The Last 70 Days of Vincent van Gogh

On my drive to work, on a quiet country road, there points a sign toward "Maison de van Gogh", the house of van Gogh. I'd always been curious to visit, and it took us a full two and half years to finally get around to it yesterday. Which is kind of funny, considering that it is only 15 minutes from our apartment.

A little web research before leaving home told us that Vincent van Gogh lived in Auvers-sur-Oise for a short period, following stints in Antwerp, Paris, Arles, and the Netherlands, among other places. However, Auvers-sur-Oise was his last stop, for after only 70 days of living there, he walked to a field outside of town, shot himself with a revolver, then walked back to his rented room and died two days later.

The "Maison de van Gogh" was not his house, but in fact a restaurant called Auberge Ravoux with two small rooms for boarders upstairs (Auberge being the word for a boarding house, and Ravoux being the family name of the owners). Today the restaurant still operates and profits well from its minor fame of Vincent van Gogh's last home. For five euros each we were given a tour of the seven square meter room and attic that has been largely untouched in the 100+ years since the artist's death.

The room was gloomily befitting of a mentally tortured man's last days, with cracked gray walls, dull wood floors, and a miserable little skylight that offered a view of nothing. Along one wall, where the bed had been, the Institute de van Gogh had installed a glass-enclosed case to display one of his paintings, which they were hoping to acquire soon.

In an adjoining room we watched a small slideshow of the paintings he had done in town, along with bits of letters he had written to his brother about the area. Then we exited through the bookshop (naturally), and decided to spend some more time in this charming little town. We hiked up the road behind the restaurant and followed it up a hill and out of town, into farmers' fields. From there we had a summer afternoon's view of the surrounding area, peaceful in its remote distance, and could imagine how van Gogh had painted an average of one canvas a day while he lived there.

We passed an area enclosed by a stone wall, where we stole cherries from overhanging fruit trees, and came upon the local cemetary further up the hill. We wandered amongst the headstones until we found Vincent and his brother Theo's graves, side by side.
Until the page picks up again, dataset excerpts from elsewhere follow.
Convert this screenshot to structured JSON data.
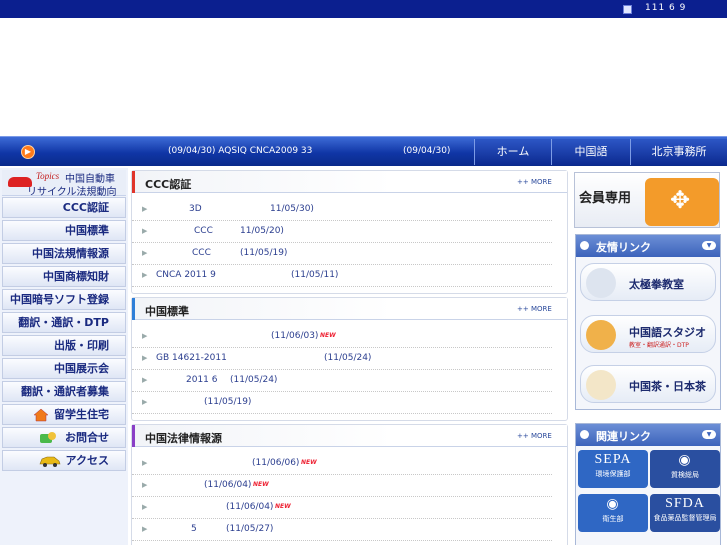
{
  "top": {
    "date": "111 6 9"
  },
  "news": {
    "item1": "(09/04/30) AQSIQ CNCA2009 33",
    "item2": "(09/04/30)"
  },
  "nav": {
    "tabs": [
      "ホーム",
      "中国語",
      "北京事務所"
    ]
  },
  "sidebar": {
    "topics_label": "Topics",
    "topics_line1": "中国自動車",
    "topics_line2": "リサイクル法規動向",
    "items": [
      "CCC認証",
      "中国標準",
      "中国法規情報源",
      "中国商標知財",
      "中国暗号ソフト登録",
      "翻訳・通訳・DTP",
      "出版・印刷",
      "中国展示会",
      "翻訳・通訳者募集",
      "留学生住宅",
      "お問合せ",
      "アクセス"
    ]
  },
  "sections": [
    {
      "title": "CCC認証",
      "more": "++ MORE",
      "items": [
        {
          "text": "3D",
          "date": "11/05/30)"
        },
        {
          "text": "CCC",
          "date": "11/05/20)"
        },
        {
          "text": "CCC",
          "date": "(11/05/19)"
        },
        {
          "text": "CNCA 2011 9",
          "date": "(11/05/11)"
        }
      ]
    },
    {
      "title": "中国標準",
      "more": "++ MORE",
      "items": [
        {
          "text": "",
          "date": "(11/06/03)",
          "new": "NEW"
        },
        {
          "text": "GB 14621-2011",
          "date": "(11/05/24)"
        },
        {
          "text": "2011 6",
          "date": "(11/05/24)"
        },
        {
          "text": "",
          "date": "(11/05/19)"
        }
      ]
    },
    {
      "title": "中国法律情報源",
      "more": "++ MORE",
      "items": [
        {
          "text": "",
          "date": "(11/06/06)",
          "new": "NEW"
        },
        {
          "text": "",
          "date": "(11/06/04)",
          "new": "NEW"
        },
        {
          "text": "",
          "date": "(11/06/04)",
          "new": "NEW"
        },
        {
          "text": "5",
          "date": "(11/05/27)"
        }
      ]
    }
  ],
  "member": {
    "label": "会員専用"
  },
  "friends": {
    "title": "友情リンク",
    "links": [
      {
        "label": "太極拳教室"
      },
      {
        "label": "中国語スタジオ",
        "sub": "教室・翻訳通訳・DTP"
      },
      {
        "label": "中国茶・日本茶"
      }
    ]
  },
  "related": {
    "title": "関連リンク",
    "logos": [
      {
        "big": "SEPA",
        "small": "環境保護部"
      },
      {
        "big": "",
        "small": "質検総局"
      },
      {
        "big": "",
        "small": "衛生部"
      },
      {
        "big": "SFDA",
        "small": "食品薬品監督管理局"
      }
    ]
  },
  "colors": {
    "header": "#0b1f8f",
    "nav": "#1036a6",
    "accent_red": "#e23333",
    "link_blue": "#2b3e8f"
  }
}
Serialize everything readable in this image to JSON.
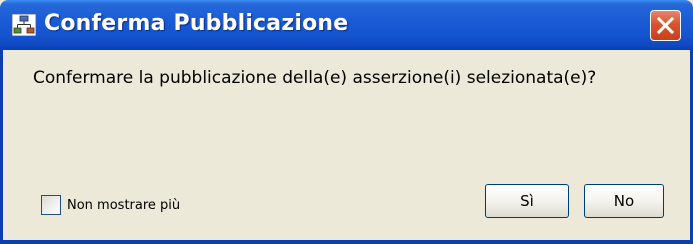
{
  "dialog": {
    "title": "Conferma Pubblicazione",
    "title_icon": "app-network-icon",
    "close_icon": "close-icon",
    "message": "Confermare la pubblicazione della(e) asserzione(i) selezionata(e)?",
    "checkbox": {
      "label": "Non mostrare più",
      "checked": false
    },
    "buttons": {
      "yes_label": "Sì",
      "no_label": "No"
    }
  },
  "colors": {
    "titlebar": "#1554d0",
    "body": "#ece9d8",
    "close_button": "#d9552e"
  }
}
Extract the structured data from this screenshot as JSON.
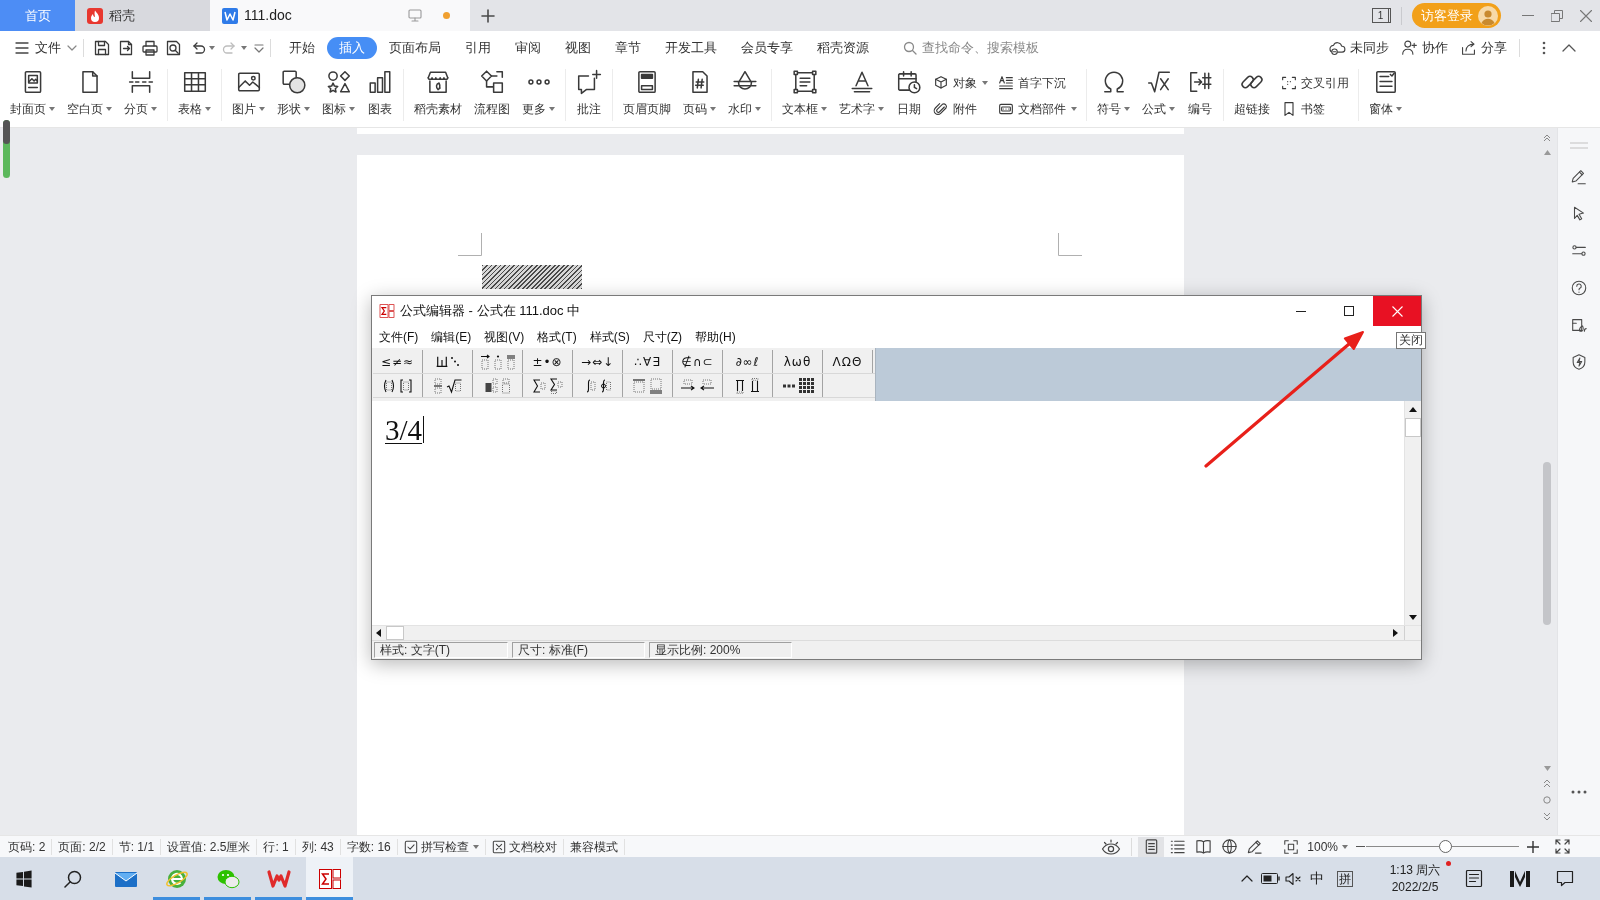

I adored the humble graves, which were decorated only with growing ivy and a few small sunflowers. Unlike a French celebrity buried in the posh Pere Lachaise cemetary, van Gogh's grave seemed as simple and unassuming as his life had been.

We left the cemetary and continued down the country road, occasional signs marking places where van Gogh had stopped to paint the scene. Eventually we took the roads leading back around to Auvers, where I took note of the restaurant's hours before leaving. We'll definitely return for dinner sometime.